The tiny theater is crowded, mostly with couples, many of whom have arms around each other or have already started making out. Kate goes for snacks while Ava winds her way toward two empty seats. When Kate returns, she has one bucket of popcorn in a size the theater claims is “medium” and a massive soda with two straws. She sets the cup in the armrest between their seats and proceeds to suck on one of the straws, giving Ava a wink.
That’s the moment it really hits Ava that this is a date and it is on.
She smiles as Kate sits up and reaches for the popcorn settled between Kate’s knees, picking up a few fluffy pieces. She puts one piece on the tip of her tongue and curls it slowly back into her mouth. Kate is watching her with a raised eyebrow, and Ava’s stomach fills with that familiar, coiling heat.
She fumbles the second piece of popcorn, and it falls down the front of her shirt, stuck between her neckline and the top of her breast. Ava stares at it in horror. The one time in her life she really needs to be smooth and sexy, and she winds up with junk food in her bra. Of course.
Before she has a chance to be properly embarrassed, though, Kate says in a low voice, “Let me help you with that.”

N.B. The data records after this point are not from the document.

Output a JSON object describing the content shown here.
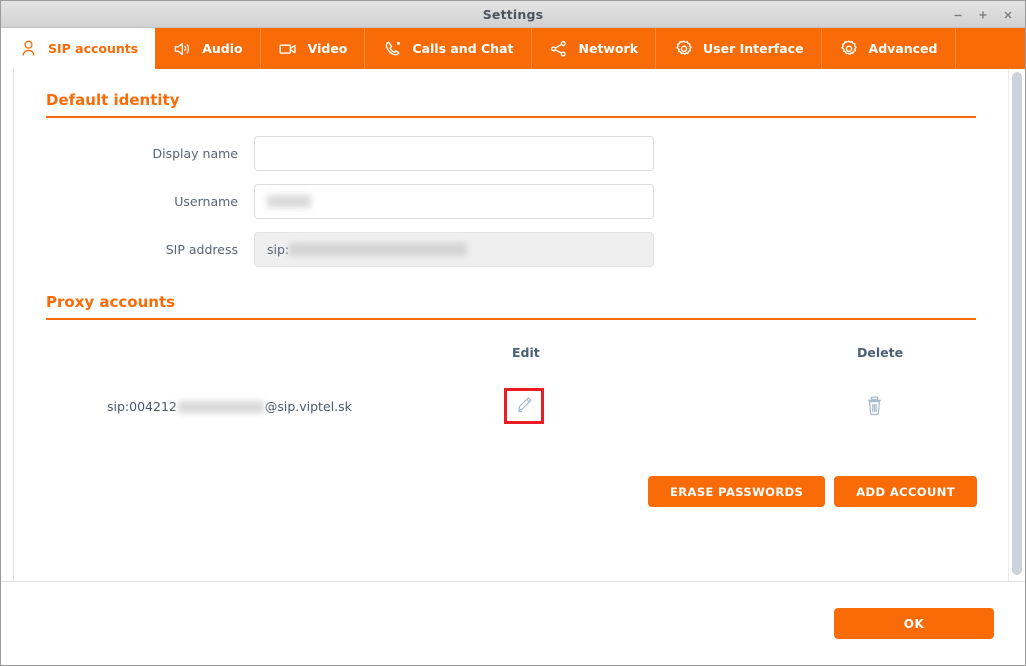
{
  "window": {
    "title": "Settings",
    "controls": [
      {
        "name": "minimize",
        "glyph": "minimize-icon"
      },
      {
        "name": "maximize",
        "glyph": "maximize-icon"
      },
      {
        "name": "close",
        "glyph": "close-icon"
      }
    ]
  },
  "tabs": [
    {
      "id": "sip-accounts",
      "label": "SIP accounts",
      "icon": "user-icon",
      "active": true
    },
    {
      "id": "audio",
      "label": "Audio",
      "icon": "speaker-icon",
      "active": false
    },
    {
      "id": "video",
      "label": "Video",
      "icon": "camera-icon",
      "active": false
    },
    {
      "id": "calls-and-chat",
      "label": "Calls and Chat",
      "icon": "phone-icon",
      "active": false
    },
    {
      "id": "network",
      "label": "Network",
      "icon": "share-icon",
      "active": false
    },
    {
      "id": "user-interface",
      "label": "User Interface",
      "icon": "gear-icon",
      "active": false
    },
    {
      "id": "advanced",
      "label": "Advanced",
      "icon": "gear-icon",
      "active": false
    }
  ],
  "default_identity": {
    "heading": "Default identity",
    "fields": [
      {
        "id": "display-name",
        "label": "Display name",
        "value": "",
        "redacted": false,
        "readonly": false
      },
      {
        "id": "username",
        "label": "Username",
        "value": "",
        "redacted": true,
        "readonly": false
      },
      {
        "id": "sip-address",
        "label": "SIP address",
        "value": "sip:",
        "redacted": true,
        "readonly": true
      }
    ]
  },
  "proxy_accounts": {
    "heading": "Proxy accounts",
    "columns": {
      "account": "",
      "edit": "Edit",
      "delete": "Delete"
    },
    "rows": [
      {
        "account_prefix": "sip:004212",
        "account_suffix": "@sip.viptel.sk",
        "account_redacted": true,
        "edit_icon": "pencil-icon",
        "delete_icon": "trash-icon",
        "edit_highlighted": true
      }
    ],
    "buttons": [
      {
        "id": "erase-passwords",
        "label": "ERASE PASSWORDS"
      },
      {
        "id": "add-account",
        "label": "ADD ACCOUNT"
      }
    ]
  },
  "footer": {
    "ok_label": "OK"
  },
  "colors": {
    "accent": "#f96b07",
    "titlebar": "#dadada",
    "highlight": "#ec1c24",
    "label_text": "#5a6472",
    "header_text": "#4a6178",
    "field_border": "#dcdcdc",
    "readonly_bg": "#efefef",
    "trash_icon": "#a9bacb",
    "scrollbar_thumb": "#cdd3da"
  }
}
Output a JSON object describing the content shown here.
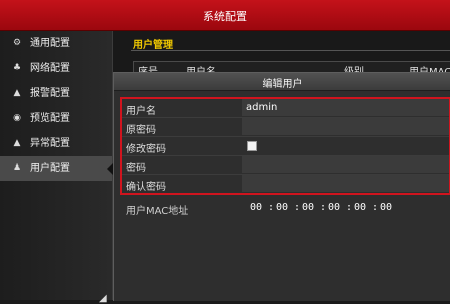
{
  "window": {
    "title": "系统配置"
  },
  "sidebar": {
    "items": [
      {
        "label": "通用配置",
        "icon": "gear-icon",
        "glyph": "⚙"
      },
      {
        "label": "网络配置",
        "icon": "network-icon",
        "glyph": "♣"
      },
      {
        "label": "报警配置",
        "icon": "alarm-icon",
        "glyph": "▲"
      },
      {
        "label": "预览配置",
        "icon": "eye-icon",
        "glyph": "◉"
      },
      {
        "label": "异常配置",
        "icon": "warning-icon",
        "glyph": "▲"
      },
      {
        "label": "用户配置",
        "icon": "users-icon",
        "glyph": "♟",
        "active": true
      }
    ]
  },
  "user_management": {
    "title": "用户管理",
    "columns": [
      "序号",
      "用户名",
      "级别",
      "用户MAC"
    ]
  },
  "dialog": {
    "title": "编辑用户",
    "fields": {
      "username": {
        "label": "用户名",
        "value": "admin"
      },
      "old_password": {
        "label": "原密码",
        "value": ""
      },
      "change_password": {
        "label": "修改密码"
      },
      "password": {
        "label": "密码",
        "value": ""
      },
      "confirm_password": {
        "label": "确认密码",
        "value": ""
      },
      "mac": {
        "label": "用户MAC地址",
        "segments": [
          "00",
          "00",
          "00",
          "00",
          "00",
          "00"
        ],
        "separator": ":"
      }
    }
  },
  "colors": {
    "title_bar": "#b30d15",
    "highlight": "#d0141e",
    "section_title": "#f0c800"
  }
}
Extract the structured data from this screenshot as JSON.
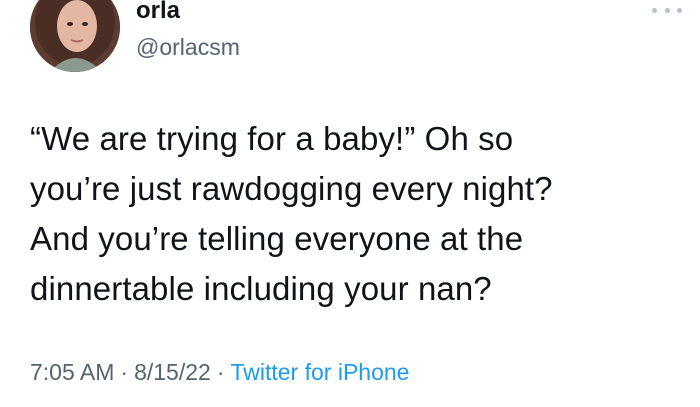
{
  "user": {
    "display_name": "orla",
    "handle": "@orlacsm"
  },
  "tweet": {
    "text": "“We are trying for a baby!” Oh so\nyou’re just rawdogging every night?\nAnd you’re telling everyone at the\ndinnertable including your nan?",
    "time": "7:05 AM",
    "date": "8/15/22",
    "separator": "·",
    "source": "Twitter for iPhone"
  },
  "icons": {
    "avatar": "avatar-photo",
    "more": "more-horizontal-icon"
  },
  "colors": {
    "text": "#0f1419",
    "secondary": "#536471",
    "link": "#1d9bf0",
    "background": "#ffffff"
  }
}
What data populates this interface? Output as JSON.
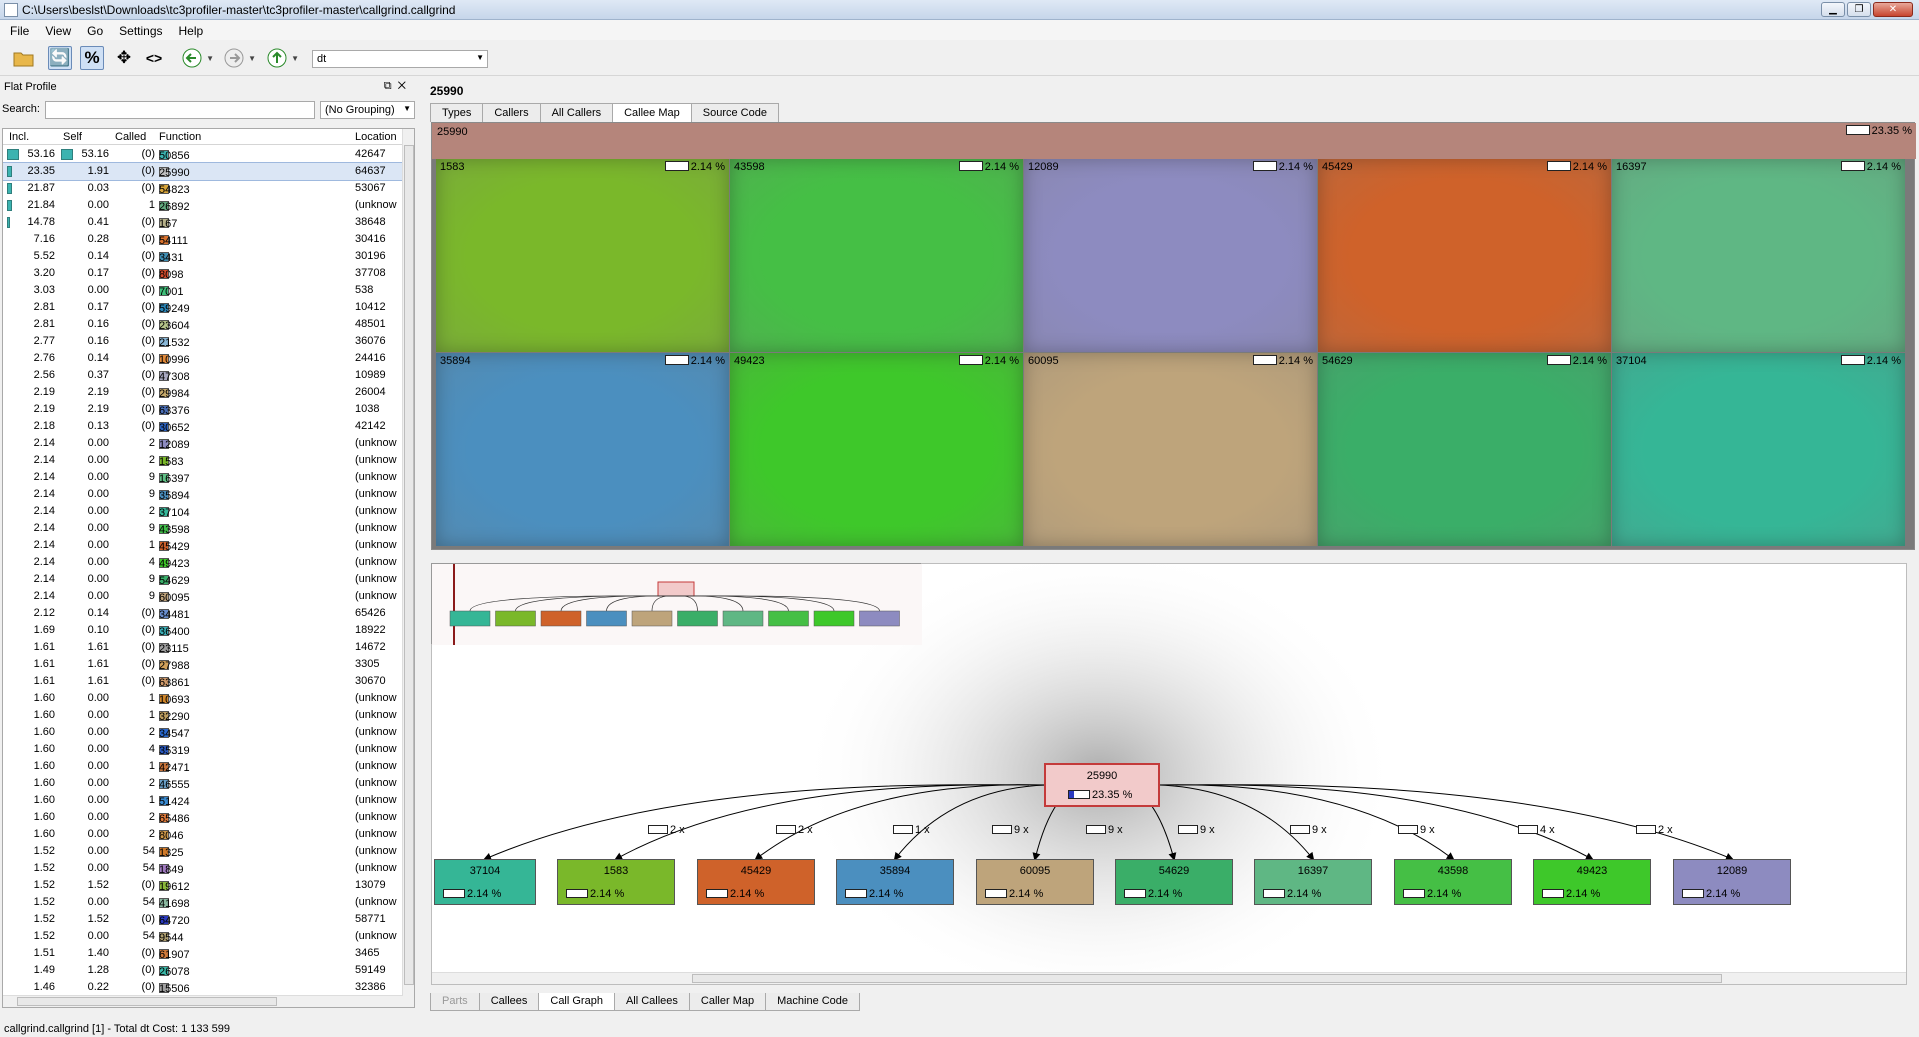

Ava freezes as Kate’s deft fingers slip beneath the edge of her shirt, skimming lightly across her chest. She can feel the callouses scrape gently on her skin, a reminder that Ava is here with the prettiest and deadliest thing in the room.
Well, second deadliest.
She grabs Kate’s wrist, the popcorn forgotten, even as the lights in the theater start to go down. Kate’s eyes are wide and luminous in the dark, and she lets her fingers spread, raising gooseflesh where they roam. Her smile is soft and inviting, and Ava decides that she’s tired of waiting for next time and seizes the invitation.
Kate’s lips are dry but still so soft, and they part for Ava’s tongue like satin drapes. Her mouth tastes like soda and salt, but Ava is much more fascinated with the feel of it. She wants to touch every corner, learn every edge. She wants to map out the far reaches of this perfect girl like some strange new continent and find excitement in her wild places.
Ava pulls away, her breath and pulse coming fast. It strikes her that she’s in a movie theater in Brooklyn making out with a superhero. Then it strikes her that they’re both superheroes, and this is maybe the best thing ever.
Kate just smiles and says, “Well, okay then.”